Modern day concentrations of ground level ozone pollution are decreasing the growth of trees in the northern and temperate mid-latitudes, as shown in a paper publishing today in Global Change Biology. Tree growth, measured in biomass, is already 7% less than the late 1800s, and this is set to increase to a 17% reduction by the end of the century.
Ozone pollution is four times greater now than prior to the Industrial Revolution in the mid-1700s; if modern dependence on fossil fuels continues at the current pace, future ozone concentrations will be at least double current levels by the end of this century with the capacity to further decrease the growth of trees.
The study is the first statistical summary of individual experimental measurements of how ozone will damage the productivity of trees, including data from 263 peer-reviewed scientific publications.
Ozone is the third strongest greenhouse gas, directly contributing to global warming, and is the air pollutant considered to be the most damaging to plants. But more importantly, it has the potential to leave more carbon dioxide, ranked as the first strongest greenhouse gas, in the atmosphere by decreasing carbon assimilation in trees. Ozone pollution occurs when nitrogen oxides have a photochemical reaction with volatile organic compounds.
"This research quantifies the mean response of trees to ozone pollution measured in terms of total tree biomass, and all component parts such as leaf, root and shoot, lost due to ozone pollution," said Dr.

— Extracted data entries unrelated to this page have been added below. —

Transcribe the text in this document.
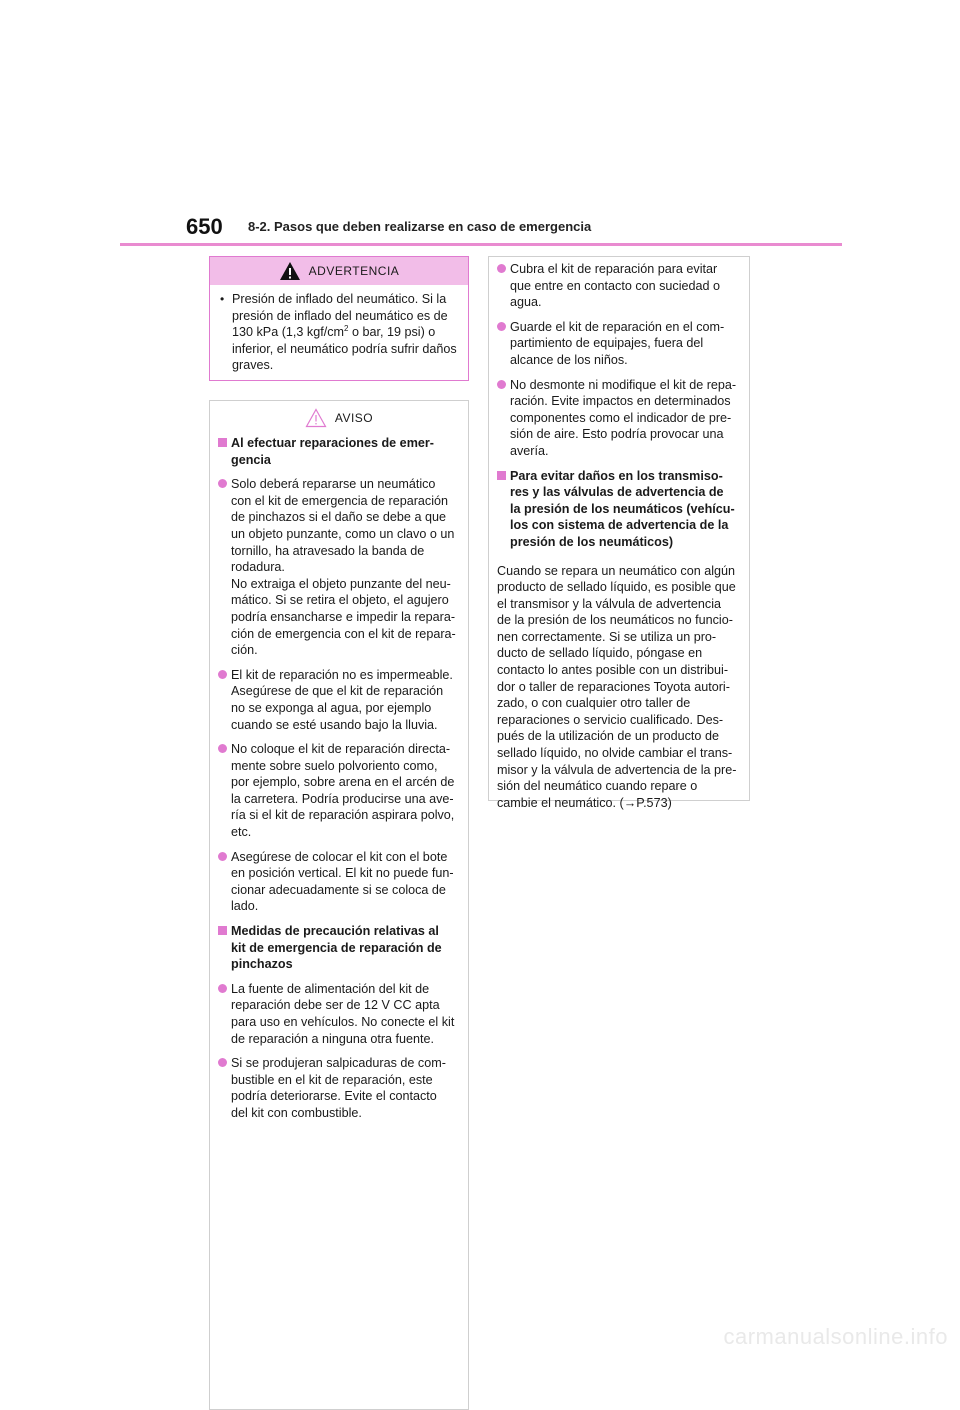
650 8-2. Pasos que deben realizarse en caso de emergencia
ADVERTENCIA
• Presión de inflado del neumático. Si la presión de inflado del neumático es de 130 kPa (1,3 kgf/$cm^2$ o bar, 19 psi) o inferior, el neumático podría sufrir daños graves.
AVISO
Al efectuar reparaciones de emer-
gencia
Solo deberá repararse un neumático
con el kit de emergencia de reparación
de pinchazos si el daño se debe a que
un objeto punzante, como un clavo o un
tornillo, ha atravesado la banda de
rodadura.
No extraiga el objeto punzante del neu-
mático. Si se retira el objeto, el agujero
podría ensancharse e impedir la repara-
ción de emergencia con el kit de repara-
ción.
El kit de reparación no es impermeable.
Asegúrese de que el kit de reparación
no se exponga al agua, por ejemplo
cuando se esté usando bajo la lluvia.
No coloque el kit de reparación directa-
mente sobre suelo polvoriento como,
por ejemplo, sobre arena en el arcén de
la carretera. Podría producirse una ave-
ría si el kit de reparación aspirara polvo,
etc.
Asegúrese de colocar el kit con el bote
en posición vertical. El kit no puede fun-
cionar adecuadamente si se coloca de
lado.
Medidas de precaución relativas al
kit de emergencia de reparación de
pinchazos
La fuente de alimentación del kit de
reparación debe ser de 12 V CC apta
para uso en vehículos. No conecte el kit
de reparación a ninguna otra fuente.
Si se produjeran salpicaduras de com-
bustible en el kit de reparación, este
podría deteriorarse. Evite el contacto
del kit con combustible.
Cubra el kit de reparación para evitar
que entre en contacto con suciedad o
agua.
Guarde el kit de reparación en el com-
partimiento de equipajes, fuera del
alcance de los niños.
No desmonte ni modifique el kit de repa-
ración. Evite impactos en determinados
componentes como el indicador de pre-
sión de aire. Esto podría provocar una
avería.
Para evitar daños en los transmiso-
res y las válvulas de advertencia de
la presión de los neumáticos (vehícu-
los con sistema de advertencia de la
presión de los neumáticos)

Cuando se repara un neumático con algún
producto de sellado líquido, es posible que
el transmisor y la válvula de advertencia
de la presión de los neumáticos no funcio-
nen correctamente. Si se utiliza un pro-
ducto de sellado líquido, póngase en
contacto lo antes posible con un distribui-
dor o taller de reparaciones Toyota autori-
zado, o con cualquier otro taller de
reparaciones o servicio cualificado. Des-
pués de la utilización de un producto de
sellado líquido, no olvide cambiar el trans-
misor y la válvula de advertencia de la pre-
sión del neumático cuando repare o
cambie el neumático. (→P.573)

carmanualsonline.info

Victoria Wittig, lead author of the study. "Looking at how ozone pollution affects trees is important because of the indirect impact on carbon dioxide concentrations in the atmosphere which will further enhance global warming, in addition to ozone's already potent direct impact."
In addition to ozone pollution reducing the strength of trees to hold carbon in the northern temperate mid-latitudes by reducing tree growth, the research also indicates that broad-leaf trees, such as poplars, are more sensitive to ozone pollution than conifers, such as pines, and that root growth is suppressed more than aboveground growth.
"Beyond the consequences for global warming, the study also infers that in mixed forests conifers will be favored over broad-leaved trees, and that the decrease in root size will increase the vulnerability to storms," said Wittig.